As some of you know, I recently remodeled my bathroom. One final addition was another window I started quite a while ago and only recently finished. It was not an overly complicated project, but I lost interest in it about 3/4s of the way through and it languished until I managed to rouse enough motivation to finally complete it. To be honest, most of that motivation was a desire TO complete it and thereby put away all the crap associated with making it. 

The other day I got it done and secured it into the existing window. Rosa is very happy to have it done, as am I. Here it is:

Here are two views. As you can see, the bulk of the window uses regular clear glass, since Rosa did not want her view of our garden or bird feeder obscured.

Working with glass is both rewarding and frustrating. The end result is usually pleasing, but the road to that payoff is littered with effort, monotony, cut fingers, monotony, pieces with complicated cuts that break on the last scoring and other mishaps, monotony, nasty smells of solder flux, and a bit more monotony. 

I do think if I ever do another piece it will be a landscape and not a symmetrical design. The last time I did a project without feeling bored was a seascape of a lighthouse in our area. Unfortunately that piece is not in my possession. With landscapes every piece is unique, and that seems to hold my attention more than repeated patterns.

If you are curious about the process, here is a brief overview on YouTube: 

But if you want a simpler method of making a stained glass window with a different set of rewards, try this instead: start by procuring a pretty pattern of glass. Like this:

Or perhaps something more monochromatic and simple like this?

Lube it up and insert it into the window frame of your preference, whether yourself, or someone else. 

And with some effort, though not nearly what you'd go through with the traditional method, viola!

Your own personal window! And if you are concerned that no one will get to see and enjoy it, just put it on display!

Truly a presentation guaranteed to draw admiring glances and comments. In fact, I would wager this window will attract more admirers than the one that took me so much effort to make. Of course, I can at least SEE my own window whenever I wish........unlike this young lady who has to rely on the feedback from others.......or a this one. LOL


  1. Nice! Only you could figure out a way to seamlessly blend stain glass windows and anal insertables. I say that with great admiration. :-)

    1. Thank you, kind sir. But to be honest, there are probably several more ways to combine the two that I didn't even go into. I guess one just needs a very perverted mind to make these connections, but that was something that I was just lucky enough to be born with. LOL

  2. What beautiful windows! Your home glows with the radiant light that filters through.


    1. Thanks, Hermione. That filtering effect is not terribly evident with the new window but the double panel in the "green room" does cast a nice glow when the sun sets on that side of the house.

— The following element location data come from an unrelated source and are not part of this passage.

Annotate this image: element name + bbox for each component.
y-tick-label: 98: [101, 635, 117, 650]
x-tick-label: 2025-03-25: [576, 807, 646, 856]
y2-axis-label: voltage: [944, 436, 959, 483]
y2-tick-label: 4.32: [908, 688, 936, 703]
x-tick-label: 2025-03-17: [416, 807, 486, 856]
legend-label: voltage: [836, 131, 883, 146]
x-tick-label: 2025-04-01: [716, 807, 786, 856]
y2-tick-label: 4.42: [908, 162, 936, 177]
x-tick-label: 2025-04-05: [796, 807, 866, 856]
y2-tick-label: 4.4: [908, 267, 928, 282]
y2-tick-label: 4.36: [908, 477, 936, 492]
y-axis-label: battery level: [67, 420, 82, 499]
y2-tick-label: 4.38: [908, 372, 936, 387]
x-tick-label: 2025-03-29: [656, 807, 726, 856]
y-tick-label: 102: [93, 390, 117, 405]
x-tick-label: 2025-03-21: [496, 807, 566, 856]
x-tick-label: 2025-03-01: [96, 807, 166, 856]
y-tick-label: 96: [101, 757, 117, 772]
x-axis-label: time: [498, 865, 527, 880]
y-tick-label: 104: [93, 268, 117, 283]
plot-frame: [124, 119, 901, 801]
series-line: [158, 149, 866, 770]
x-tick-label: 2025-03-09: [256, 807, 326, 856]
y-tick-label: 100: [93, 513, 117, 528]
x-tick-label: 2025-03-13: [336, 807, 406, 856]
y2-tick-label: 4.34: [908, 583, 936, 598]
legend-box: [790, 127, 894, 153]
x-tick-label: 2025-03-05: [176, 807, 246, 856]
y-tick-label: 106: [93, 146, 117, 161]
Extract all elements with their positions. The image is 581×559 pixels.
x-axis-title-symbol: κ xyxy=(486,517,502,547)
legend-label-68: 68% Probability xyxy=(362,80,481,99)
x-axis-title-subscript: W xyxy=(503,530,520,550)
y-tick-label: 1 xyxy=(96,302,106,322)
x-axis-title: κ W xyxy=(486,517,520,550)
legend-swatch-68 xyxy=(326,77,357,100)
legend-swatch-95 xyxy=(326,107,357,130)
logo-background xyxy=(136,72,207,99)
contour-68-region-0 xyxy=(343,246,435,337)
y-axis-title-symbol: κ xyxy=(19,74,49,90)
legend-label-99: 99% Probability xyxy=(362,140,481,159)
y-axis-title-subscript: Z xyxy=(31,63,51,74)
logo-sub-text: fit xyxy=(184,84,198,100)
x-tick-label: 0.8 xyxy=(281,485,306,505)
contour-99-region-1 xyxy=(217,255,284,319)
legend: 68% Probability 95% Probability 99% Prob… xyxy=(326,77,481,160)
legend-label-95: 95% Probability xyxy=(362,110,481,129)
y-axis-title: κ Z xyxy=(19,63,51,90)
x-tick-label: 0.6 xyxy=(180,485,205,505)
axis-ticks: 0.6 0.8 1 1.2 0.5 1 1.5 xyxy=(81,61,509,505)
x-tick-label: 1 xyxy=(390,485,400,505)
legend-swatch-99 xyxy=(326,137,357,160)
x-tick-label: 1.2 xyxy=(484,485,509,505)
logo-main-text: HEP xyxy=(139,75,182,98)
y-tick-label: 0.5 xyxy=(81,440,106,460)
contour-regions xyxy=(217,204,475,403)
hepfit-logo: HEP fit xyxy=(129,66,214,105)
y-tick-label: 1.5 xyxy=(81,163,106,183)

  3. perhaps more functional if the chair could be sat on rather tham bending. while a subs comfort vs its supposed to hurt / be difficult is one thing you probably could not play like that for long.

    imagine the chair you sat on to write the blog or a covid work from home day in my case has such a chair

    1. I'm so far unable to get more info on this shot, but there's something about the setting that makes me think it's an avant garde performance art exhibit.

  4. My first thought was also about the nice transition from windows to plugs.
    That photo with the "chair" is delightful and I would certainly be excited to attend such an art exhibit!

    1. Thanks, Bill. I should really do another "being on display" post sometime soon. I've collected a few more good images on that topic and it would be a shame to let them languish unused.